O que define "As Três Irmãs", de Anton Tchecov, em nova montagem, é a atuação de um homem, num papel menor. Fernando Alves Pinto poderia fazer, como é corrente com Solyony (uso a grafia de uma tradução para o inglês), seu capitão do exército russo, uma caricatura do mal.
Ele cerca Irina, a mais jovem, com suas maneiras estranhas, sua imposição ameaçadora e violenta. O que se costuma ver é um Solyony que passa incômodo, mas quase despercebido, até matar o futuro marido de Irina -e selar o destino de frustração das irmãs.
Mas Fernando Alves Pinto/Solyony começa a desenhar em cena. Sem palavras, em vez de nada fazer, ele desenha comentários à peça, todos irônicos, alguns hilariantes. A sua voz descabida, entrando no meio dos diálogos, vai acumulando nonsense.

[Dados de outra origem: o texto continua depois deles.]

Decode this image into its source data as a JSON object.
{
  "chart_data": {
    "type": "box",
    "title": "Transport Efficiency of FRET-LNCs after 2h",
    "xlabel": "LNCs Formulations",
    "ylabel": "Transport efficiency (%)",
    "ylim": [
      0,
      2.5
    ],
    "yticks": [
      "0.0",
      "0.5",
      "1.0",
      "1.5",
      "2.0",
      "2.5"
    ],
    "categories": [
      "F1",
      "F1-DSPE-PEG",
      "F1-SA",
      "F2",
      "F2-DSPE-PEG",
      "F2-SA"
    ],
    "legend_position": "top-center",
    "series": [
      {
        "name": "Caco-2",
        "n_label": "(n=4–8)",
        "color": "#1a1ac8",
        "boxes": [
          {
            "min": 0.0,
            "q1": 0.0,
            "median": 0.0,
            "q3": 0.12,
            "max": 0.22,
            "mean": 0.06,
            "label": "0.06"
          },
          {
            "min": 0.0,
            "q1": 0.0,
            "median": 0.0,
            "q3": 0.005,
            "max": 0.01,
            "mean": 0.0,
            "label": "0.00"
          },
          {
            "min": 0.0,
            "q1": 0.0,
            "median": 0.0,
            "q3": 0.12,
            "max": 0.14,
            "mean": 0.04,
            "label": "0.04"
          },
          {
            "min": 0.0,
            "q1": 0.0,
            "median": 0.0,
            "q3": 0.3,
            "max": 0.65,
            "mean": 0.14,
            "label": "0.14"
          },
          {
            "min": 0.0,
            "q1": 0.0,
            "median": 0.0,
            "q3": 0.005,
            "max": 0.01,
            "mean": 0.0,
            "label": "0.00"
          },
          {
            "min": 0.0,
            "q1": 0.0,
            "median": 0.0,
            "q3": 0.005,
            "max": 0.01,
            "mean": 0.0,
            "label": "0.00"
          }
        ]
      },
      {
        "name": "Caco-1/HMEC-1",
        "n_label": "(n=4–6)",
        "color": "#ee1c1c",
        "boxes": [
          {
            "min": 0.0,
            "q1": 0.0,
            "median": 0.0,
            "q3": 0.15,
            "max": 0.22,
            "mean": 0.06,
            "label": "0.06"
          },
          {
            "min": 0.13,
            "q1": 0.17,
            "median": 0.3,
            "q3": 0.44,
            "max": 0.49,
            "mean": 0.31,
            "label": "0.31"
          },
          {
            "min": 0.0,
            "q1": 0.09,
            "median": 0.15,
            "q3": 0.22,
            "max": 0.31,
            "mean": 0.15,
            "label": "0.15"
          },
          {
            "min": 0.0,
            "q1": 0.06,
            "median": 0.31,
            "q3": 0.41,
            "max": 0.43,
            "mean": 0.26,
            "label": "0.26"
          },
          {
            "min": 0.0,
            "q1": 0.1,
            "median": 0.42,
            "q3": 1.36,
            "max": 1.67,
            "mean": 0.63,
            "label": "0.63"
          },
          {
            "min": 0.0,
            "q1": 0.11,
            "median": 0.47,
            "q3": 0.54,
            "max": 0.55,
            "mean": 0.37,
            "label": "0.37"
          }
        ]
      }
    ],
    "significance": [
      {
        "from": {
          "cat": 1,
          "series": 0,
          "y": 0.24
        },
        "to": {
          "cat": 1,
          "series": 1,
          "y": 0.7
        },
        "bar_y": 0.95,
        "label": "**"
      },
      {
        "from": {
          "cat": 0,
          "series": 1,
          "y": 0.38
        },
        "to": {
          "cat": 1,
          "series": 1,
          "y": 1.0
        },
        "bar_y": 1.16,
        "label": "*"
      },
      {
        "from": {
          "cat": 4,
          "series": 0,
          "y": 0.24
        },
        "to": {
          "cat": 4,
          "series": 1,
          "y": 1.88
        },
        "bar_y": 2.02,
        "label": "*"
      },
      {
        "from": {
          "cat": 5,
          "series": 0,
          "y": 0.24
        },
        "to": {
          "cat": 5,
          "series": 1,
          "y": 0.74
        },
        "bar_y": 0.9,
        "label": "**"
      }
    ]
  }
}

E assim "As Três Irmãs" apresenta Tchecov como autor pleno -sem se prender ao modelo do tédio cotidiano, regra nas montagens. Isso se dá por opção da encenação de Bia Lessa, que foge da alternativa fácil, melodramática.
Também por sua boa edição, menos nos cortes e mais na definição de ritmo do espetáculo, em que a ação alimenta os personagens e vice-versa -o que é inspirado, é flagrante, pela tradução de Zé Celso, feita para ser falada, com sabor nas palavras, cor nos personagens.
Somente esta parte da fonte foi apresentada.